Heine geht in seinem trotzdem nicht ganz uninteressanten Buch vorrangig auch der Frage nach, inwieweit der Erste Weltkrieg und eine damit einhergehende Deutschfeindlichkeit in den Gebieten mit deutschen Minderheiten und der verloren Kolonien die Zurückdrängung der deutschen Sprache in der Welt befördert hat. Dass dabei auch ein sogenannter (Sprach-)„Verrat an Südtirol“ (so eine der Kapitelüberschriften) zu beklagen ist, nimmt zwar eine gängige Geschichtsinterpretation auf, die Heine im Überschwange der Literartur-Recherche aber recht einseitig postuliert. Wie die italienischen Faschisten dann mit den Südtirolern und ihrer Sprache umgegangen sind, steht auf einem anderen Blatt und wird von Heine auch detailliert beschrieben. Aber, man sollte keine Kriege vom Zaun brechen, wenn man hinterher nicht den Verlust von Gebieten beklagen will. Und so möchte man sich immer wieder mit dem Autor über seine Auslegungen streiten. Sei es nun über das sehr ausführliche Kapitel zum Einfluss der deutschen Sprache in der Kolonialgeschichte, über den Verlust von Westpreußen oder ob der aus Prag stammende jüdische Schriftsteller Franz Kafka deutscher oder tschechischer Nationalität war. Heine zitiert ausführlich dort, wo es ihm angebracht scheint, seine Thesen zu untermauern. Für eine wissenschaftliche Arbeit wären ein paar erklärende Fußnoten und mehr Quelleneinschübe sicher von Vorteil gewesen. So muss man sich mit der zugegeben recht umfangreichen Literaturliste (auch nur eine Auswahl) am Ende begnügen.

Zu loben ist sicher die enorme Rechercheleistung v.a. zum Kolonialkapitel, in dem Heine auch von einer deutschen Kreolsprache, dem sogenannten „Unserdeutsch“, berichtet, das sich unter Missionsschülern in Kaiser-Wilhelms-Land, einem Teil der damaligen Kolonie Deutsch-Neuguinea, unter den Kindern einer Missionsschule entwickelt hat, und auch heute noch von einigen wenigen Menschen in Australien gesprochen wird.
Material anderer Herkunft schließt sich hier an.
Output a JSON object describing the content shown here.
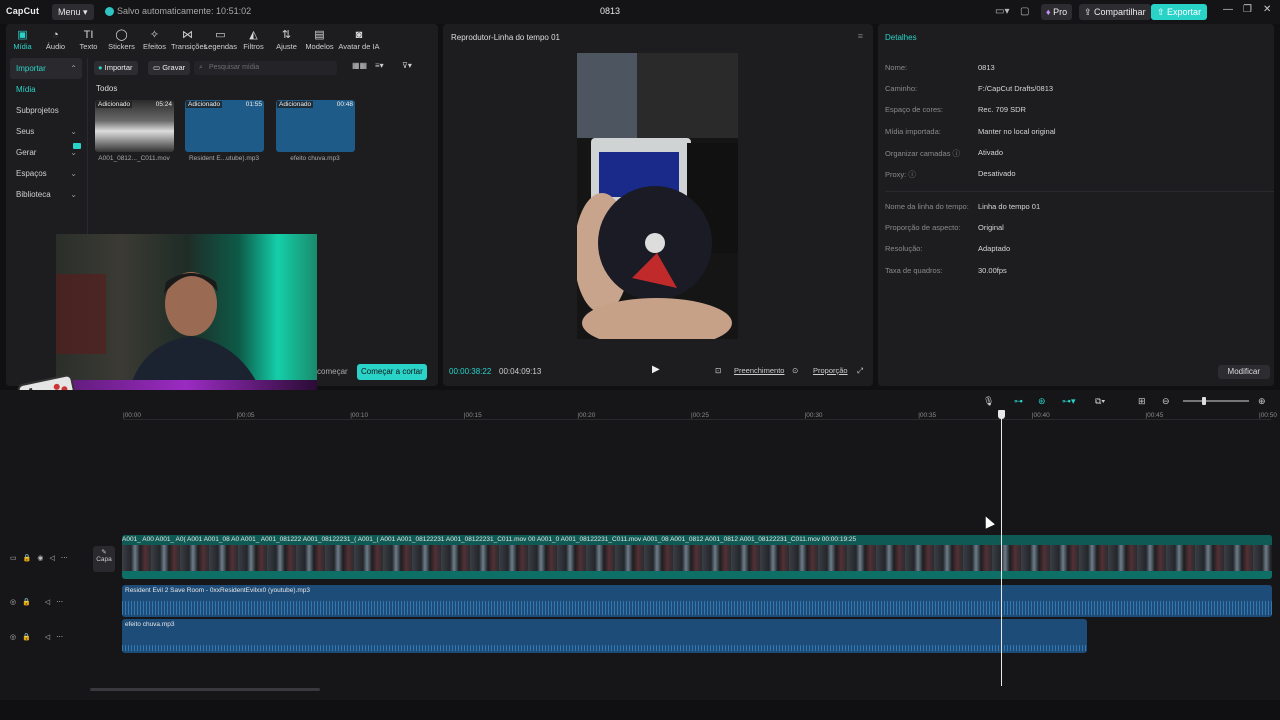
{
  "titlebar": {
    "logo": "CapCut",
    "menu": "Menu ▾",
    "autosave": "Salvo automaticamente: 10:51:02",
    "project": "0813",
    "pro": "Pro",
    "share": "Compartilhar",
    "export": "Exportar"
  },
  "toolbar": {
    "tabs": [
      {
        "label": "Mídia",
        "icon": "media-icon"
      },
      {
        "label": "Áudio",
        "icon": "audio-icon"
      },
      {
        "label": "Texto",
        "icon": "text-icon"
      },
      {
        "label": "Stickers",
        "icon": "sticker-icon"
      },
      {
        "label": "Efeitos",
        "icon": "effects-icon"
      },
      {
        "label": "Transições",
        "icon": "transitions-icon"
      },
      {
        "label": "Legendas",
        "icon": "captions-icon"
      },
      {
        "label": "Filtros",
        "icon": "filters-icon"
      },
      {
        "label": "Ajuste",
        "icon": "adjust-icon"
      },
      {
        "label": "Modelos",
        "icon": "templates-icon"
      },
      {
        "label": "Avatar de IA",
        "icon": "ai-avatar-icon"
      }
    ]
  },
  "sidebar": {
    "items": [
      {
        "label": "Importar"
      },
      {
        "label": "Mídia"
      },
      {
        "label": "Subprojetos"
      },
      {
        "label": "Seus"
      },
      {
        "label": "Gerar"
      },
      {
        "label": "Espaços"
      },
      {
        "label": "Biblioteca"
      }
    ]
  },
  "media": {
    "import_btn": "Importar",
    "record_btn": "Gravar",
    "search_placeholder": "Pesquisar mídia",
    "all_label": "Todos",
    "items": [
      {
        "tag": "Adicionado",
        "duration": "05:24",
        "name": "A001_0812..._C011.mov"
      },
      {
        "tag": "Adicionado",
        "duration": "01:55",
        "name": "Resident E...utube).mp3"
      },
      {
        "tag": "Adicionado",
        "duration": "00:48",
        "name": "efeito chuva.mp3"
      }
    ],
    "begin_text": "começar",
    "start_cut_btn": "Começar a cortar"
  },
  "player": {
    "title": "Reprodutor-Linha do tempo 01",
    "current_time": "00:00:38:22",
    "total_time": "00:04:09:13",
    "fill": "Preenchimento",
    "ratio": "Proporção"
  },
  "details": {
    "title": "Detalhes",
    "rows": [
      {
        "k": "Nome:",
        "v": "0813"
      },
      {
        "k": "Caminho:",
        "v": "F:/CapCut Drafts/0813"
      },
      {
        "k": "Espaço de cores:",
        "v": "Rec. 709 SDR"
      },
      {
        "k": "Mídia importada:",
        "v": "Manter no local original"
      },
      {
        "k": "Organizar camadas ⓘ",
        "v": "Ativado"
      },
      {
        "k": "Proxy: ⓘ",
        "v": "Desativado"
      },
      {
        "k": "Nome da linha do tempo:",
        "v": "Linha do tempo 01"
      },
      {
        "k": "Proporção de aspecto:",
        "v": "Original"
      },
      {
        "k": "Resolução:",
        "v": "Adaptado"
      },
      {
        "k": "Taxa de quadros:",
        "v": "30.00fps"
      }
    ],
    "modify_btn": "Modificar"
  },
  "timeline": {
    "ruler": [
      "00:00",
      "00:05",
      "00:10",
      "00:15",
      "00:20",
      "00:25",
      "00:30",
      "00:35",
      "00:40",
      "00:45",
      "00:50"
    ],
    "cover_label": "Capa",
    "video_labels": "A001_  A00  A001_  A0(  A001  A001_08  A0  A001_  A001_081222  A001_08122231_(  A001_(  A001  A001_08122231  A001_08122231_C011.mov  00  A001_0  A001_08122231_C011.mov  A001_08  A001_0812  A001_0812  A001_08122231_C011.mov 00:00:19:25",
    "audio_track_1": "Resident Evil 2 Save Room - 0xxResidentEvilxx0 (youtube).mp3",
    "audio_track_2": "efeito chuva.mp3"
  },
  "colors": {
    "accent": "#2ad3c8",
    "panel": "#1d1d20",
    "video_clip": "#0e6f66",
    "audio_clip": "#1e4c78"
  }
}
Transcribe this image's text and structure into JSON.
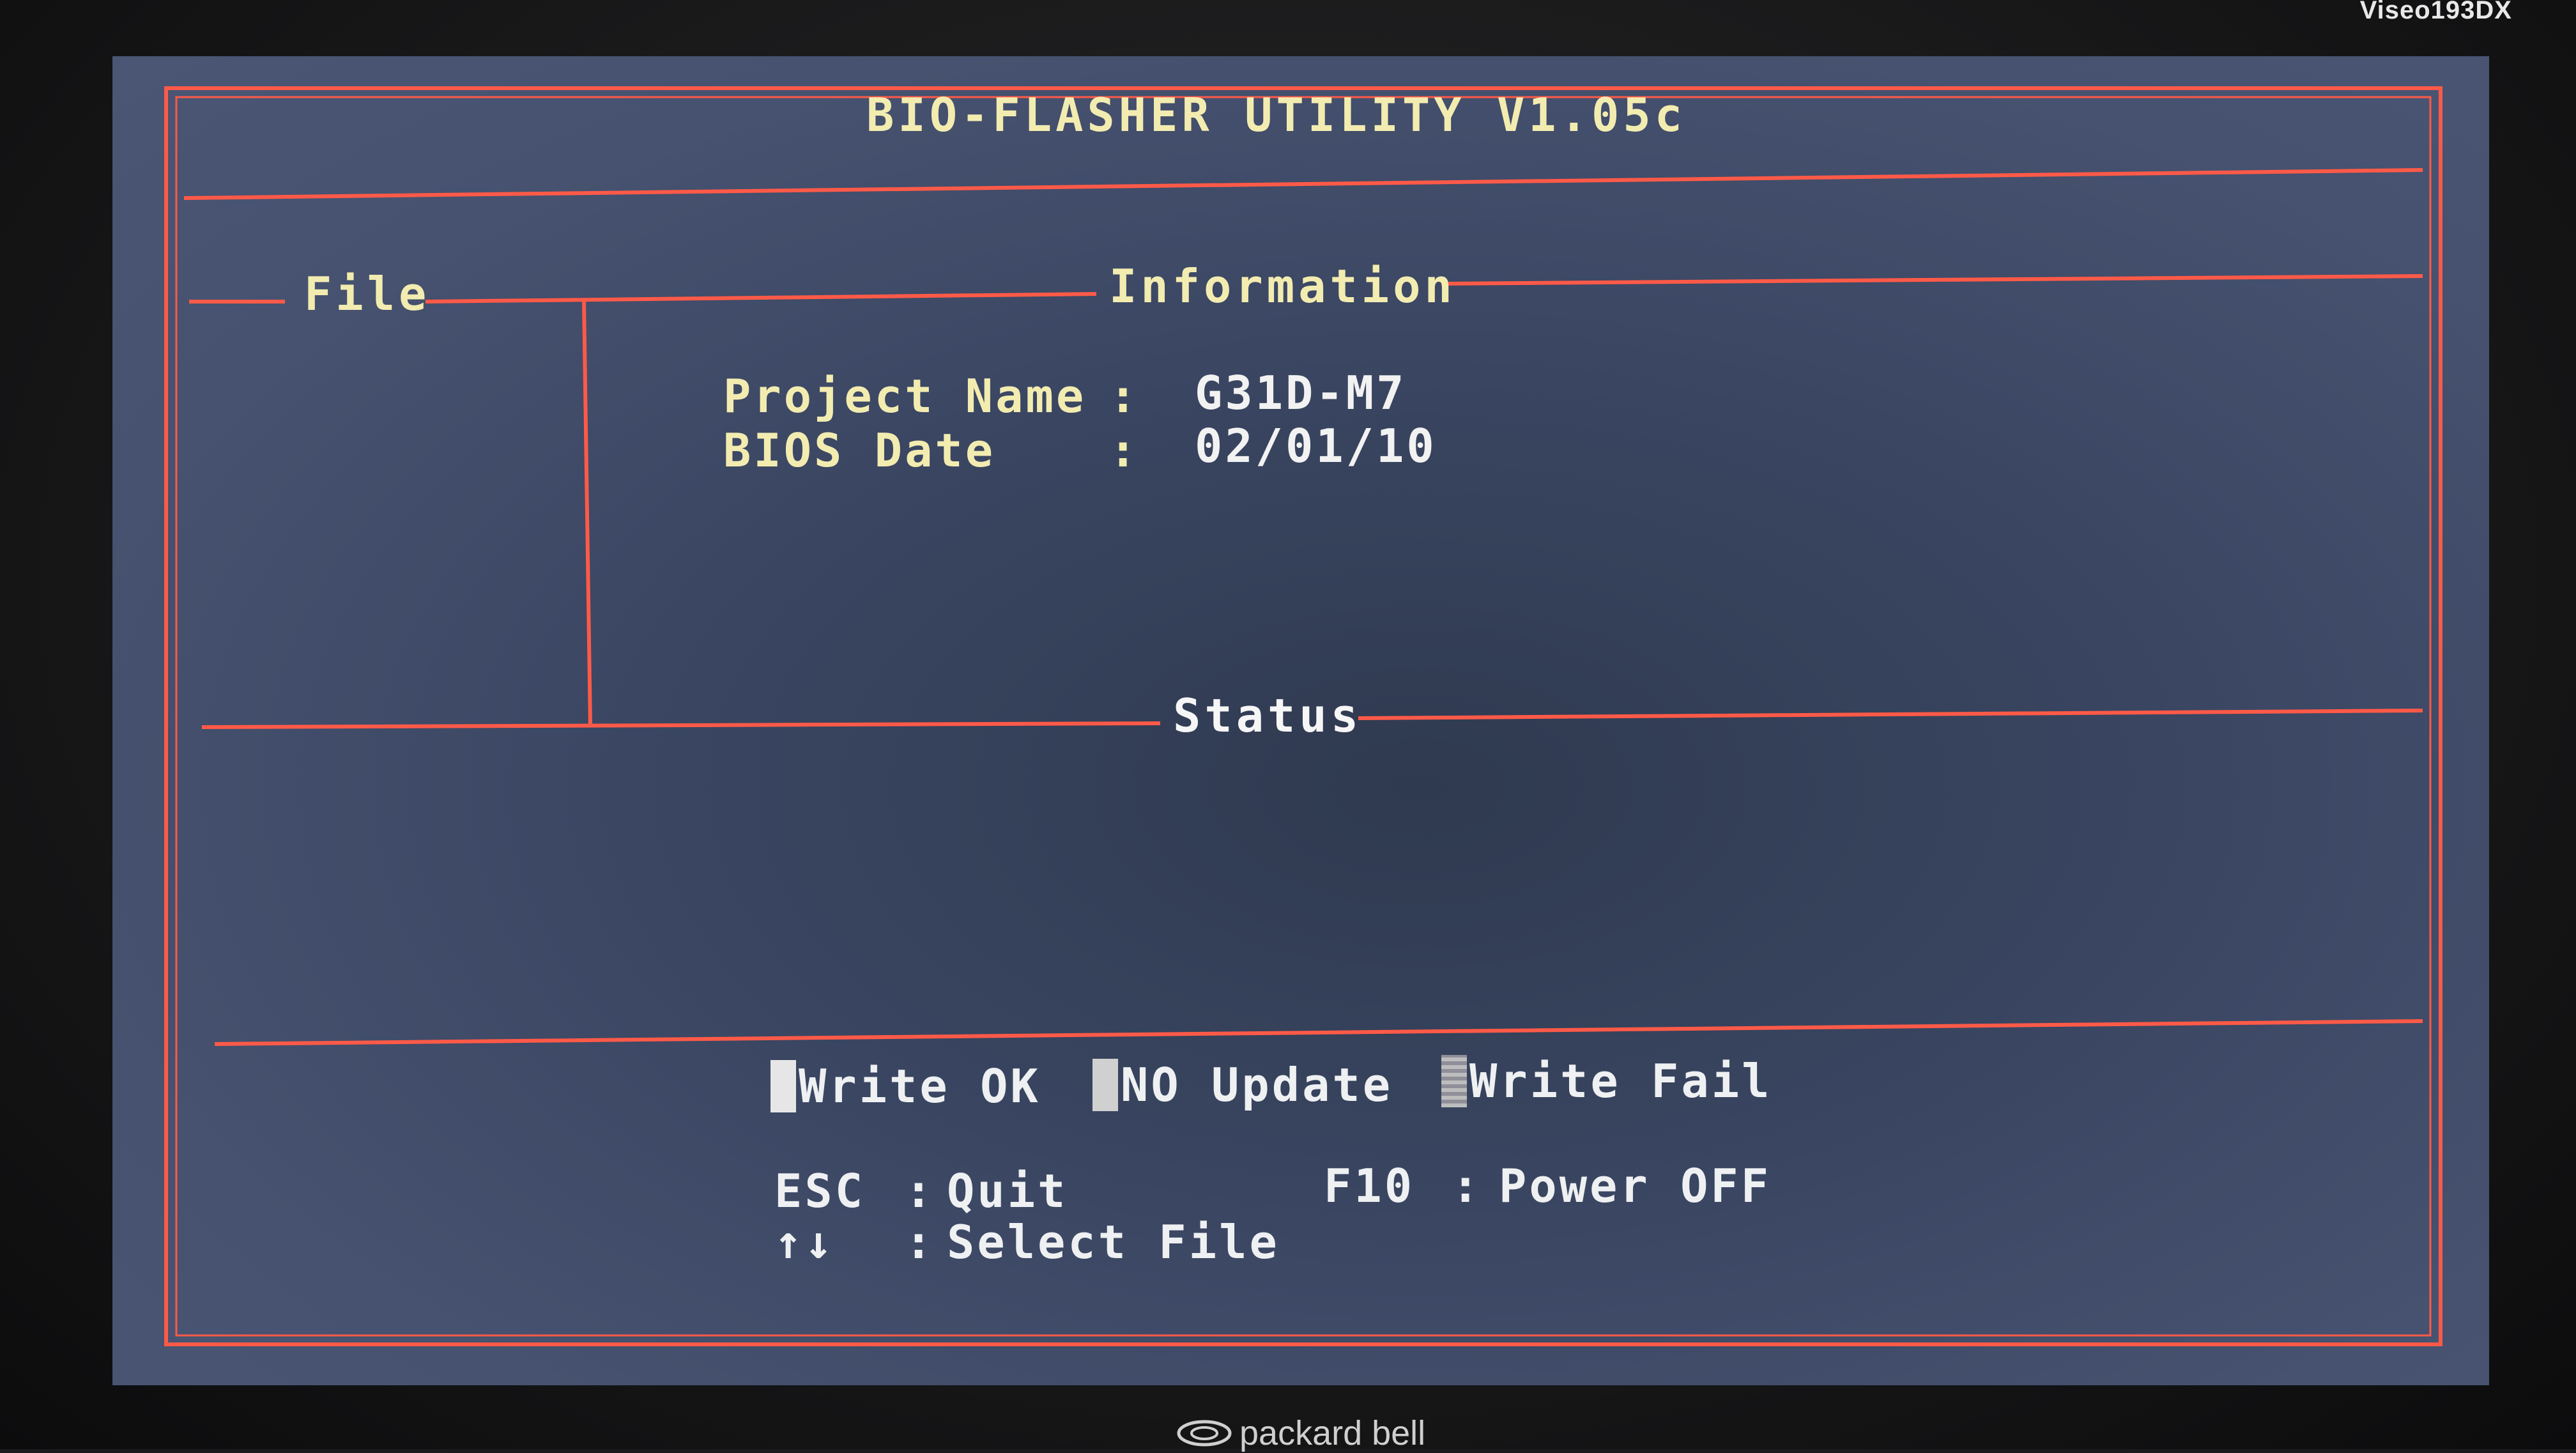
{
  "monitor": {
    "model": "Viseo193DX",
    "brand": "packard bell"
  },
  "bios": {
    "title": "BIO-FLASHER UTILITY V1.05c",
    "sections": {
      "file": "File",
      "information": "Information",
      "status": "Status"
    },
    "info": [
      {
        "label": "Project Name",
        "sep": ":",
        "value": "G31D-M7"
      },
      {
        "label": "BIOS Date",
        "sep": ":",
        "value": "02/01/10"
      }
    ],
    "legend": [
      {
        "label": "Write OK"
      },
      {
        "label": "NO Update"
      },
      {
        "label": "Write Fail"
      }
    ],
    "keys": [
      {
        "key": "ESC",
        "sep": ":",
        "action": "Quit"
      },
      {
        "key": "F10",
        "sep": ":",
        "action": "Power OFF"
      },
      {
        "key": "↑↓",
        "sep": ":",
        "action": "Select File"
      }
    ],
    "colors": {
      "frame": "#ff4a3a",
      "text_yellow": "#f3ecb0",
      "text_white": "#eef0f2",
      "background": "#3b4763"
    }
  }
}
Die Aufzählungen der vielen deutschen Lehnwörter in afrikanischen und ozeanischen Pidgin-Dialekten langweilen aber auf die Dauer, wie auch die permanenten Erwähnungen von Städte- und Straßenumbenennungen durch Engländer und US-Amerikaner in ehemaligen Gebieten mit deutschen Ansiedlungen. Und dass der Hot-Dog mal Frankfurter hieß, dürfte allgemein bekannt sein. Dass die Sieger hier wenig zimperlich bei der Verdrängung der deutschen Sprache umgingen und ihre eigenen zweifelhaften Nationalhelden als Namensgeber einsetzten, verdeutlicht ja nur, wie die Sprache immer wieder von allen Seiten für nationalistische Zwecke missbraucht wurde und wird. Wobei Volkszugehörigkeit durch eine gemeinsame Sprache ja heute im Zuge der Migrationsdebatte durchaus wieder neu zu bewerten wäre.

Immer wieder holt Heine auch Leumundszeugen für seine Schlussfolgerungen hervor. Im sehr ausführlichen Kapitel über die k.u.k. Doppelmonarchie Österreich-Ungarn ist es der in Galizien geborene Schriftsteller und Radetzkymarsch-Autor Joseph Roth. In den Zeiten des Niedergangs der Hegemonie des Habsburgerreichs durch verschiedenste nationalistische Bestrebungen im Vielvölkergebilde waren gemäß Heine oft gebildete Juden (wie eben Roth oder Kafka) die Vorreiter und Verteidiger der deutschen Kultur und somit auch der deutschen Sprache, was sicher auf den weitverbreiteten Antisemitismus in den östlichen Gebieten an der Grenze zu Russland zurückzuführen ist. Eine Loyalität, die den Juden aber weder von österreichischer noch deutscher Seite jemals gedankt wurde. Die Einbeziehung des Jiddischen und seiner Verbreitung in Heines Analyse hätte da einiges gut machen können. So liest man nur Auszüge aus Berichten von der Südseefahrt Emil Noldes, des berühmten Malers blühender Klatschmohnfelder und exotischer Südseeparadiese, dessen spätere Nähe zu den Nazis wohl nicht von ungefähr kam. Weiterhin betrauert Heine den Abfall der Schweiz von der deutschen Sprache und den Niedergang des Deutschen als führende Wissenschaftssprache. Dass dem Boykott deutscher Wissenschaftler nach dem Ersten Weltkrieg ein nationalpatriotischer Aufruf der geistigen Eliten des deutschen Reichs zu dessen Beginn vorausging, verschweigt Heine nicht, auch nicht den Beitrag deutscher Wissenschaftlern wie Fritz Haber, dem Planer des deutschen Gaskrieges.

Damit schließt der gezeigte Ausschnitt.